Adversity in early childhood in the form of anything from
poverty to physical abuse has measurable changes in brain function. Exposure
during childhood or adolescence to environmental circumstances is likely to
require significant psychological, social, or neurobiological adaptation by an
average child and represents a deviation from the expected environment. The
findings of the epidemiological studies clearly indicate that exposure to
childhood adversity greatly influences the risk for psychopathology.
1. Epigenetic changes:
When we are pushed again and again into stressful situations
during childhood or adolescence, our physiological response to stress becomes a
saturation, and we lose the ability to respond appropriately, and this happens
due to a process known as methylation of the gene.
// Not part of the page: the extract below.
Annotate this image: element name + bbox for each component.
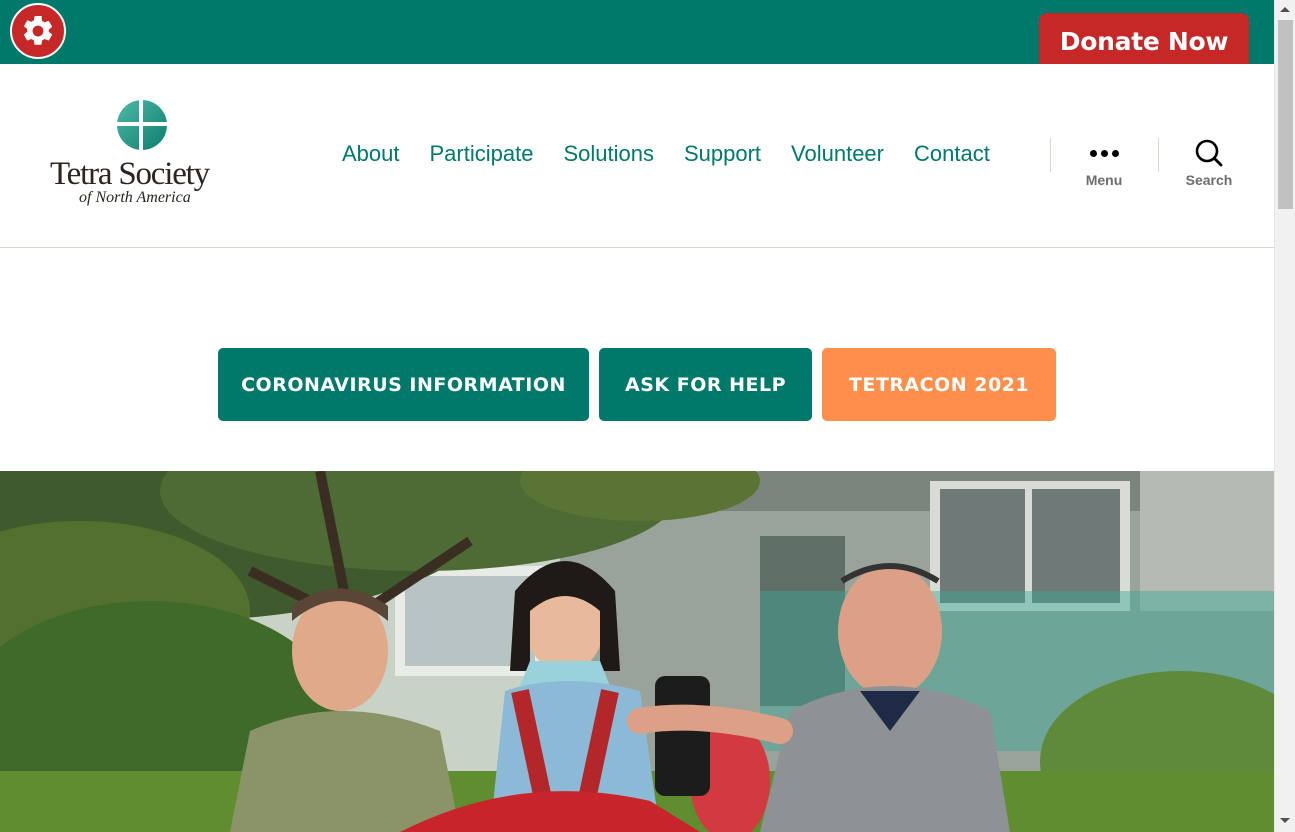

2. Size and shape of the brain:
Scientists have discovered that when the developing brain
suffers chronic stress, it releases a hormone. Children whose brains have been
changed by their Adverse Childhood Experiences are more likely to become adults
who are overreacting to even minor stressors.
3. Brain connectivity:
According to research, children and adolescents who
experienced chronic adversity in childhood were found to have weaker neural
connections between the prefrontal cortex and the hippocampus.
4. Brain-Body Pathway:
The researchers found that an elusive path way between the
brain and the immune system through the lymphatic vessels. For a child who has
experienced adversity, the relationship between mental and physical suffering
is strong: the inflammatory chemicals that flood a child's brain when
chronically stressed are not limited to the brain alone; they are transported
from head to toe.
5. Telomeres:
Early trauma can make children appear "older",
emotionally speaking, than their peers. Now, scientists discovered that Adverse
Childhood Experiences can prematurely age children also at the cellular level.